Contents


After reading through this, you should have a working understanding of what functions are in R, how to use them, and how to write your own. Parts of these notes were inspired by what Thiago Silva taught in 2021.



Installing packages in R

One of the most useful attributes of R is the ability to make and use packages. Packages allow custom code, data, and documentation to be published and used by anyone. Up until now, we have been looking at functions (e.g., hist or plot) that are available in base R (i.e., they are part of the R language, and anyone who installs R can use these functions). But by downloading and installing a package, it is possible to use functions written by anyone in the R community. As an example, we can download the swirl package (https://swirlstats.com/). The swirl package is a useful package for learning R step-by-step. You can get started by running the code below.

install.packages("swirl");
library("swirl");
swirl();
## 
## | Hi! Type swirl() when you are ready to begin.

The install.packages command is all that you need to install a package directly from the Comprehensive R Archive Network (CRAN; https://cran.r-project.org/). After R installs the package, the library function is used to deploy the package functions into the console. There are 18000+ packages in R, all free to download and use. If you use one of these packages, you can cite it with the citation() function in base R.

citation("swirl");
## To cite package 'swirl' in publications use:
## 
##   Kross S, Carchedi N, Bauer B, Grdina G (2020). _swirl: Learn R, in
##   R_. R package version 2.4.5,
##   <https://CRAN.R-project.org/package=swirl>.
## 
## A BibTeX entry for LaTeX users is
## 
##   @Manual{,
##     title = {swirl: Learn R, in R},
##     author = {Sean Kross and Nick Carchedi and Bill Bauer and Gina Grdina},
##     year = {2020},
##     note = {R package version 2.4.5},
##     url = {https://CRAN.R-project.org/package=swirl},
##   }

As one more example, a popular package is ggplot2, which some people prefer to use in plotting instead of the available base R functions. We can return to the Bumpus dataset from the sessions on Getting Started and Coding Types.

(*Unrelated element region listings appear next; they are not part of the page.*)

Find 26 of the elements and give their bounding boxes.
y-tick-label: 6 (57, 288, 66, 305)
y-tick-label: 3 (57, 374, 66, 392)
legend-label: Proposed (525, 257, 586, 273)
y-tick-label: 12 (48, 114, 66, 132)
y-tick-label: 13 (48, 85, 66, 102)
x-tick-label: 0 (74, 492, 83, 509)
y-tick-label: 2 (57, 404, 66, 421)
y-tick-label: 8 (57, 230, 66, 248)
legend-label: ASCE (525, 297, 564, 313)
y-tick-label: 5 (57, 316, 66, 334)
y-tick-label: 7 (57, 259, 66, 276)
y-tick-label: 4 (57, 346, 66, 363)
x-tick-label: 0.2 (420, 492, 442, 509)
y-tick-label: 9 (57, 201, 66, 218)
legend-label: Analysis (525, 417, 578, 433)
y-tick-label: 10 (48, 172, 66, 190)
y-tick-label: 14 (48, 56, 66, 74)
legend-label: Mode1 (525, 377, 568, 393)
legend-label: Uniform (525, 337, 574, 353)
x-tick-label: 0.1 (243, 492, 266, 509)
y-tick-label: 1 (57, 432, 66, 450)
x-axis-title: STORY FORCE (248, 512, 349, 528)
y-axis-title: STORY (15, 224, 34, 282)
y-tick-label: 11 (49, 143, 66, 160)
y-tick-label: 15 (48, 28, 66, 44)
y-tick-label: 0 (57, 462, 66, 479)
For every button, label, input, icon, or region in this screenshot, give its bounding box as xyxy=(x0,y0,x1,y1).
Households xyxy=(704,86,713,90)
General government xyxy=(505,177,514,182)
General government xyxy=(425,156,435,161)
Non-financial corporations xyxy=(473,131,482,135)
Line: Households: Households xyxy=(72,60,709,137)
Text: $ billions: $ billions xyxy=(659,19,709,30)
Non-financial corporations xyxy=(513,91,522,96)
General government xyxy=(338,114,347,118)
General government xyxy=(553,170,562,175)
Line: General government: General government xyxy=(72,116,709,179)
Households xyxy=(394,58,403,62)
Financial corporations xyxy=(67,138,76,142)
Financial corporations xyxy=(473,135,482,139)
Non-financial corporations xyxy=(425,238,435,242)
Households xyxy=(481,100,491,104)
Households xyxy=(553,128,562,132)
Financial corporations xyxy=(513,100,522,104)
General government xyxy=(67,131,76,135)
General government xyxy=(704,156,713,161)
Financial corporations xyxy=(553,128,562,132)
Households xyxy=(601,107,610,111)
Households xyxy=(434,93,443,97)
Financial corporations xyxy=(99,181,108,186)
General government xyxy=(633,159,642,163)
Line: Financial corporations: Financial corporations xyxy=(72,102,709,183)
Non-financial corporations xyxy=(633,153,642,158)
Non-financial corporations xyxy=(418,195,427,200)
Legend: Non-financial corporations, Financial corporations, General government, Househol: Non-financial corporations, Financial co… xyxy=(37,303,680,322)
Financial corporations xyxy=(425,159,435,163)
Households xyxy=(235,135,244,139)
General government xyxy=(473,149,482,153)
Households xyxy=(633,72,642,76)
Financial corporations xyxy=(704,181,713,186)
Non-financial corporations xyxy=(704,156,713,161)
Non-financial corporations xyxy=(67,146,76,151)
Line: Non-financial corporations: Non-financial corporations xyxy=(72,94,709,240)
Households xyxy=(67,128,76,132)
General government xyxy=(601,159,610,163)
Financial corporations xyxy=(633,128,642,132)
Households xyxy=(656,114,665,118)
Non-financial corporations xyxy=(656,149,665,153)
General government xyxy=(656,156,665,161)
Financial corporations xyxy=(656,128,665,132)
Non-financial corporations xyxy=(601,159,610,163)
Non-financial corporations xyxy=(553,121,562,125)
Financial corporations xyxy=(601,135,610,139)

dat <- read.csv("Bumpus_data.csv"); # Read in the data

In the session on Getting Started, we mad a scatterplot to show the relationship between sparrow body mass (wgt) and total length (totlen) using the plot function. If we wanted to plot sparrow weight versus total length using a slightly different plotting style from plot, then we could download ggplot2 and run the ggplot function.

install.packages("ggplot2");
library("ggplot2");
ggplot(data = dat, mapping = aes(x = wgt, y = totlen)) + 
    geom_point();

There are ways to make the plot above look much nicer, but I am not an expert in ggplot. For your own data, I recommend exploring and trying new tools and new code. Most of what you try will not work out they way you want it to, but you will almost always learn something new and get practice.

Custom functions in R

Functions can be written in R, then used in ways that make data wrangling, analysis, and all kinds of other tasks much more easy and efficient. Being able to write your own functions is a highly useful skill. For example, if you collect data in a particular way more than once, and need to reorganise those data to a different format than you collected for statistical analysis, then it might be useful to write a function that automates this so that you can simply run the function on your collected dataset. To write a function, you use the function function, which specifies the function name, the arguments that your custom function will take (along with any defaults), what the function does, and what the function returns. Below is a very simple example that converts a Fahrenheit value to Celsius.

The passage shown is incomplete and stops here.